Now I haven’t double checked this guy’s math, because math is hard. But I do know that we have the ability to detect the most minute levels of pollutants in our waters. I once wrote a letter to the editor explaining that the editor was getting really worked up about a level of pollution that amounted to ‘3 drops in an olympic sized swimming pool.’ That doesn’t excuse the pollution, or mean that we should not track it or be concerned about it. I think what is important is understanding the effect of pollutants on natural systems, understanding the source of these pollutants, and understanding the cycle that allows pollutants to enter the system, move through the system, and either get deposited long-term or flushed from the system. The NatGeo article does state that the impact on natural systems from caffeine in the environment is largely unknown (although it may impact mollusks), and is a problem that has been observed elsewhere.

As to the term ‘pollutant’, the Merriam-Webster dictionary unhelpfully defines pollutant as ‘something that pollutes.’ Digging unnecessarily further into Merriam-Webster, we find that ‘to pollute’ may be defined as “to make physically impure or unclean: befoul, dirty” or “to contanimate (an environment) especially with man-made waste.” By these definitions, maybe caffeine does pollute the Pacific Ocean, even if it ends up having no real harmful effects to natural systems.

NRDC Says Beware the Water at Nation’s Beaches

Just in time for your summer beach vacation, the Natural Resources Defense Council releases its annual report on water quality at the nation’s beaches. Here are a few bites from the NRDC apple:

“America’s beaches are plagued by a sobering legacy of water pollution, including bacteria-laden human and animal waste,” said NRDC Water Program Director Steve Fleischli.

“So when people dive into the ocean, it can make them sick with a range of waterborne illnesses including stomach flu, skin rashes, pink eye, ear nose and throat problems, dysentery, hepatitis, respiratory ailments, neurological disorders and other serious health problems.”

The NRDC identifies polluted stormwater discharge as the culprit behind most beach closings.
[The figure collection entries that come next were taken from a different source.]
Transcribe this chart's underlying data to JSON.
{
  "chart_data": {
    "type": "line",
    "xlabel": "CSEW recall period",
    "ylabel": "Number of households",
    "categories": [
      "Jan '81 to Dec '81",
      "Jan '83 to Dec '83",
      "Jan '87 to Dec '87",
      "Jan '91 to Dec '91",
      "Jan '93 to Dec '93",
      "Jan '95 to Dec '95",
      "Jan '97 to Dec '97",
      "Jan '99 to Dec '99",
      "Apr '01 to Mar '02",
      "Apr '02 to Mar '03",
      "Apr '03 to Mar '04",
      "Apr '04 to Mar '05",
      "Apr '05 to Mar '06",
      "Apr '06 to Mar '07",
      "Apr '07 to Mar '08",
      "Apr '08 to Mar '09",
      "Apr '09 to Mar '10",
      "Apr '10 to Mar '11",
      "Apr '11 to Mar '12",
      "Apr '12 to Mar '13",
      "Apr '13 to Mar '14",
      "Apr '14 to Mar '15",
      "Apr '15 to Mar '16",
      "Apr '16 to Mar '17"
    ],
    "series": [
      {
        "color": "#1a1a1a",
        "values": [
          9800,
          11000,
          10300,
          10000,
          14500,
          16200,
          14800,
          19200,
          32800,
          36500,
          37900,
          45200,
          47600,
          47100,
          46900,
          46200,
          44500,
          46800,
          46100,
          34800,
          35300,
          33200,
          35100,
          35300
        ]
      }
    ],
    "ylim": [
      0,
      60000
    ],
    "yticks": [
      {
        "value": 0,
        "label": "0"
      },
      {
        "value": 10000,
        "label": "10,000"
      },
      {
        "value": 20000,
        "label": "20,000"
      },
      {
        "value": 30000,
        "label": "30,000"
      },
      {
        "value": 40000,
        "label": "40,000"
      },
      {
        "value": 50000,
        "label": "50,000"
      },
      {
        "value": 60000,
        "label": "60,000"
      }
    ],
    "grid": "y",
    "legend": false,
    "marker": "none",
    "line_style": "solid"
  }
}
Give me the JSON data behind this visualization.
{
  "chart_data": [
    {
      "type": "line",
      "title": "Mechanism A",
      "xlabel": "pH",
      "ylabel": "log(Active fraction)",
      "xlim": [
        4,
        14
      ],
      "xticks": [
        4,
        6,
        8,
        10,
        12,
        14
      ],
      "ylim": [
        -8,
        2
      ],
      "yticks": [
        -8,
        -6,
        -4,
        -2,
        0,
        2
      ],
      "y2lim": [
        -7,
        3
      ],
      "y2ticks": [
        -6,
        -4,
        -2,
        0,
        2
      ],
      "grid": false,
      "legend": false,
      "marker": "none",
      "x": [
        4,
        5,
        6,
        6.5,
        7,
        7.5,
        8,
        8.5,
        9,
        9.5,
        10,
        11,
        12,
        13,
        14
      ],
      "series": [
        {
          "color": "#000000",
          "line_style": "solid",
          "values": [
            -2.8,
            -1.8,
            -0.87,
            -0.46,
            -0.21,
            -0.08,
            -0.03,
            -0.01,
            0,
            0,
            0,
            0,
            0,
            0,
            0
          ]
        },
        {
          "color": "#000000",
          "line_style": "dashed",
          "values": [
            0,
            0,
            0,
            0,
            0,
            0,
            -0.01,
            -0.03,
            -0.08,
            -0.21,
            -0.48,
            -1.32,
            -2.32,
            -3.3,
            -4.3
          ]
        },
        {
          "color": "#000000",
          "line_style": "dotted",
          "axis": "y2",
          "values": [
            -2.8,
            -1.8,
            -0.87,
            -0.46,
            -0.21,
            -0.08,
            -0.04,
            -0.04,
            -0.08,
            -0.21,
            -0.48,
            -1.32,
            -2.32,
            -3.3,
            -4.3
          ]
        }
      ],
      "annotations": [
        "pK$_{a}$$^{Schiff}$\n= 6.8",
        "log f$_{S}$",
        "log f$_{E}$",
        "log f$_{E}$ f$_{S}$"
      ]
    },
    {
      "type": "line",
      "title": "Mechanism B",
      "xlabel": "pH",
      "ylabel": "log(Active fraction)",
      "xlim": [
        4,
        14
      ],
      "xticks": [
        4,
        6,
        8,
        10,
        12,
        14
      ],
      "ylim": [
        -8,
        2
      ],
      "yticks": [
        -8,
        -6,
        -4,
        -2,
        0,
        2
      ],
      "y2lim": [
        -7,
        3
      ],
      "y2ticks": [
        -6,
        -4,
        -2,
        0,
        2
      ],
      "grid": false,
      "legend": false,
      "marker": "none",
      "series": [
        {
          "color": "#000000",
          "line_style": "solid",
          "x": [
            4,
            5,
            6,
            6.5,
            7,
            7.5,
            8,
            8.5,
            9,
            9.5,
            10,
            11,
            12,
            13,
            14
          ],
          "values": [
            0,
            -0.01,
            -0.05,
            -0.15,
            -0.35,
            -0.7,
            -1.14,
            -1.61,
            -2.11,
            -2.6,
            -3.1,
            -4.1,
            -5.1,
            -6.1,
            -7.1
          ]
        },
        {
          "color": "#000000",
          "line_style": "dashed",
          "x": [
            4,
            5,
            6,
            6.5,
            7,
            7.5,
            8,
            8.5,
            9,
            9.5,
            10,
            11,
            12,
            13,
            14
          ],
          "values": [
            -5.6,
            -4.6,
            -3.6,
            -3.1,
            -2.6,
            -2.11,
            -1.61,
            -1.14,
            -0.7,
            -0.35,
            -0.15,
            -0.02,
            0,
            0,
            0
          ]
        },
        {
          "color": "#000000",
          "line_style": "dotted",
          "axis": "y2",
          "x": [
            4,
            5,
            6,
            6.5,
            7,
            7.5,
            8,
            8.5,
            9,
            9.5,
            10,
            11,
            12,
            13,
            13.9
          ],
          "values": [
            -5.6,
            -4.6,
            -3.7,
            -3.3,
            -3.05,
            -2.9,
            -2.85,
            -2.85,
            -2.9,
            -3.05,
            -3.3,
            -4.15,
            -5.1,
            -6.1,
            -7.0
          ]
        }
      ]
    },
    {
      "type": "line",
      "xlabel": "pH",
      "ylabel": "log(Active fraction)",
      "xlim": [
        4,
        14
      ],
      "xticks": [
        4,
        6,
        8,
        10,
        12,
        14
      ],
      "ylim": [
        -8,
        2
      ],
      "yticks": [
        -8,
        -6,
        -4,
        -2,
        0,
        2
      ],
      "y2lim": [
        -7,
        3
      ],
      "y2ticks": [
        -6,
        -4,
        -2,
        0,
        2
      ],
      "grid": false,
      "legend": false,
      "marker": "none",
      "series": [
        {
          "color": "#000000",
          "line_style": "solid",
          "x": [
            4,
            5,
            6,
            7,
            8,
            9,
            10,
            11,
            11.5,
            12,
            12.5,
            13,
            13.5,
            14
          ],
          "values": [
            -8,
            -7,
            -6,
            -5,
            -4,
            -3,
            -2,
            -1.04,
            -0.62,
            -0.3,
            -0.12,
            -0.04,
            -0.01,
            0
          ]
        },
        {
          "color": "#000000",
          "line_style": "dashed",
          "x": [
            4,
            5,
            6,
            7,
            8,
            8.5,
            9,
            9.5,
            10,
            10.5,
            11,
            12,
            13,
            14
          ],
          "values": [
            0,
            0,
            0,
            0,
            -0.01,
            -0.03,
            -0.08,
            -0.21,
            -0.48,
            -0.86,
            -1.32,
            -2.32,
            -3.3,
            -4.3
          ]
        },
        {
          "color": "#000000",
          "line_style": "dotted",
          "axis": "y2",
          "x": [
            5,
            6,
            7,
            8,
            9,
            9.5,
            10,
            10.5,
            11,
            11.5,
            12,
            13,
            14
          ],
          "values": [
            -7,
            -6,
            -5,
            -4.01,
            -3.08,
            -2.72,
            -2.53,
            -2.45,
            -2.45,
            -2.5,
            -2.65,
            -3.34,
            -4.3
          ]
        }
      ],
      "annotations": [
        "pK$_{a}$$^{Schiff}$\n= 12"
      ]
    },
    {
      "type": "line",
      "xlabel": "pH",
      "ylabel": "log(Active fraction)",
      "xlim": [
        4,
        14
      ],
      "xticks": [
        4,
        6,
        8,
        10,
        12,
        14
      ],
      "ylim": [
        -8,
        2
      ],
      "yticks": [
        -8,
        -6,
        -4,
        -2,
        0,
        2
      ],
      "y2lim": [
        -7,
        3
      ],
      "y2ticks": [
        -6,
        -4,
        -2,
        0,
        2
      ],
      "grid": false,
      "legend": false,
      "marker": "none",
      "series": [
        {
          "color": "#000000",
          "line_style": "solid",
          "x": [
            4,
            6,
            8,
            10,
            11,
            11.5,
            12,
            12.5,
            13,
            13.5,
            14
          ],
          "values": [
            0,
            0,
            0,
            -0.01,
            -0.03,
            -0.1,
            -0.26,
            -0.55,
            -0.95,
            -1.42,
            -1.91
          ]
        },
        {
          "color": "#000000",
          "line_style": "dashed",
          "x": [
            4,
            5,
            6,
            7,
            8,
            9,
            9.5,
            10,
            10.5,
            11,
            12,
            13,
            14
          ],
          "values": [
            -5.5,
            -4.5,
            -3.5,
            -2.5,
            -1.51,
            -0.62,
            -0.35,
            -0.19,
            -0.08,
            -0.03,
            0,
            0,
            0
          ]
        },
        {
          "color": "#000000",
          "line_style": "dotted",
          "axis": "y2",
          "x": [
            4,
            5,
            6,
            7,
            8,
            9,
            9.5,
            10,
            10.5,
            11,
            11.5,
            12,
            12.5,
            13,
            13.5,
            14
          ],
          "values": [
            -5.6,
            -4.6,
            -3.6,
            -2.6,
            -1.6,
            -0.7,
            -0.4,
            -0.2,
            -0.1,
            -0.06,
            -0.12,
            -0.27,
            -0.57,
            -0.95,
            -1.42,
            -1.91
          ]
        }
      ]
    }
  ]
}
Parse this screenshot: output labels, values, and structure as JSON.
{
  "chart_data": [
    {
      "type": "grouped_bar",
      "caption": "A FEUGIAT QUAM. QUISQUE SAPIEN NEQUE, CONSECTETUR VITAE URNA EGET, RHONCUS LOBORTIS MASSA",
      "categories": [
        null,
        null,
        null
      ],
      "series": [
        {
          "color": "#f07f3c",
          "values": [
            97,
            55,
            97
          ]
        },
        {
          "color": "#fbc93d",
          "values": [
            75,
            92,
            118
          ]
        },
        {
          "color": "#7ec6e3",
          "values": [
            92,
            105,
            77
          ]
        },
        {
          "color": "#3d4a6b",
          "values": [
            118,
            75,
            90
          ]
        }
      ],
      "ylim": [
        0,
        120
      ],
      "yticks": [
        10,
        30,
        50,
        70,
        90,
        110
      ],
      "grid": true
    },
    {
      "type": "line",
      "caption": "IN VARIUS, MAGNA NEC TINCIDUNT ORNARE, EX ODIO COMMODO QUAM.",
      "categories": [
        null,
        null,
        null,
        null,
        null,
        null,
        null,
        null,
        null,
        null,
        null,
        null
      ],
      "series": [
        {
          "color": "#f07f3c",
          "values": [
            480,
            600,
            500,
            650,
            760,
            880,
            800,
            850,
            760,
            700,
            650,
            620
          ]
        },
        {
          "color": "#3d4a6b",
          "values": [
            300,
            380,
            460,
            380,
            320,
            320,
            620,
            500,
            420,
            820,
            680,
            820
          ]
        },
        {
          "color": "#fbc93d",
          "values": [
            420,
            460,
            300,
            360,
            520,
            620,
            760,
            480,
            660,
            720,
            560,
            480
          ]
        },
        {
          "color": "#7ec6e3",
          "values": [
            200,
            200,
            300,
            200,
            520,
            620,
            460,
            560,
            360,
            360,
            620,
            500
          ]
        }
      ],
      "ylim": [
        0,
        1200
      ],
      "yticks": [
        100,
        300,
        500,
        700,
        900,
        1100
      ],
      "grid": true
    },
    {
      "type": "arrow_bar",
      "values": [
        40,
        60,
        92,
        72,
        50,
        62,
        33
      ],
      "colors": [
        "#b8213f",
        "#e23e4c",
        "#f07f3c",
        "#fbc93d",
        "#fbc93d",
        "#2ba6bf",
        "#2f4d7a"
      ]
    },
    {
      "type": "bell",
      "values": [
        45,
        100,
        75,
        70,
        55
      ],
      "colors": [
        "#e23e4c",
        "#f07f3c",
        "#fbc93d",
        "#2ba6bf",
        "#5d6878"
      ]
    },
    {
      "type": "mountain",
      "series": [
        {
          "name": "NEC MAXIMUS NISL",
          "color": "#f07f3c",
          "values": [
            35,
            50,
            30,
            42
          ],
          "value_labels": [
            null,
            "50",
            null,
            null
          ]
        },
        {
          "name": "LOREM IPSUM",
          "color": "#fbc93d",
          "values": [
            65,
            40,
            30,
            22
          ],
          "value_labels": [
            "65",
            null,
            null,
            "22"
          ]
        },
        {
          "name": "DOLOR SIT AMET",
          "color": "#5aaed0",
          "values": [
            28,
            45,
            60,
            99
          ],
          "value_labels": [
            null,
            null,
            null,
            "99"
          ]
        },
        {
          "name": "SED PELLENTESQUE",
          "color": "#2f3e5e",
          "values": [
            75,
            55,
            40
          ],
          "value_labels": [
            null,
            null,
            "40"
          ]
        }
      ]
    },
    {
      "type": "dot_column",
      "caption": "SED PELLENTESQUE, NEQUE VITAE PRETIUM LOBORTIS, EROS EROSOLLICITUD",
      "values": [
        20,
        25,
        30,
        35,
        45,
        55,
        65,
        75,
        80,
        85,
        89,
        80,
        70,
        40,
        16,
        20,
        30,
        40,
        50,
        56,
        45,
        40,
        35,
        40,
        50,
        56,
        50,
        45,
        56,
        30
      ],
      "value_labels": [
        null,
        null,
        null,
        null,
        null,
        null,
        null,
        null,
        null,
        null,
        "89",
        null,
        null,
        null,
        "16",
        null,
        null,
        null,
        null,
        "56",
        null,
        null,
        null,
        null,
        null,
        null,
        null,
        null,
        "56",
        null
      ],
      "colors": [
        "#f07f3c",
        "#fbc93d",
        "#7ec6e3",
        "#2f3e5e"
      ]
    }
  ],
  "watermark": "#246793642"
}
“When it rains, the water carries trash, chemicals, oil, animal waste — you name it — off the paved streets of our communities into sewers and ultimately to our beach.”

The NRDC, of course, has an agenda. But it’s absolutely true that non-treated stormwater discharge is a huge problem. Although we have made great improvements in protecting the nation’s waters, we obviously have a long way to go.

A few weeks back I blogged about water quality issues in Kansas. Incidentally, I received a reply from the Kansas Department of Health and Environment to my questions about the source of pollutants, and possible solutions. In short, the department said that it’s a mix of influences that affect water quality. These influences include agriculture, urban stormwater runoff, discharge from municipal wastewater treatment plants, and nutrients from many sources including all that fertilizer some people dump on their lawns, just to name a few. As for remedies, the simplest fix is to buffer streams with riparian areas, filter strips, stream setbacks, and so on.

Like many environmental issues, protecting our streams and lakes and oceans is a matter of commitment, a commitment of time and money and a commitment to change behavior and practices (such as agricultural practices). Unfortunately, there is little emphasis, or incentive, or momentum right now to change anything. It’s a sour note to end a beach post on, but I firmly believe that to fix a problem, one must first recognize the problem, and the problem, very clearly, is that environmental considerations rank very, very low on our to-do list in this country.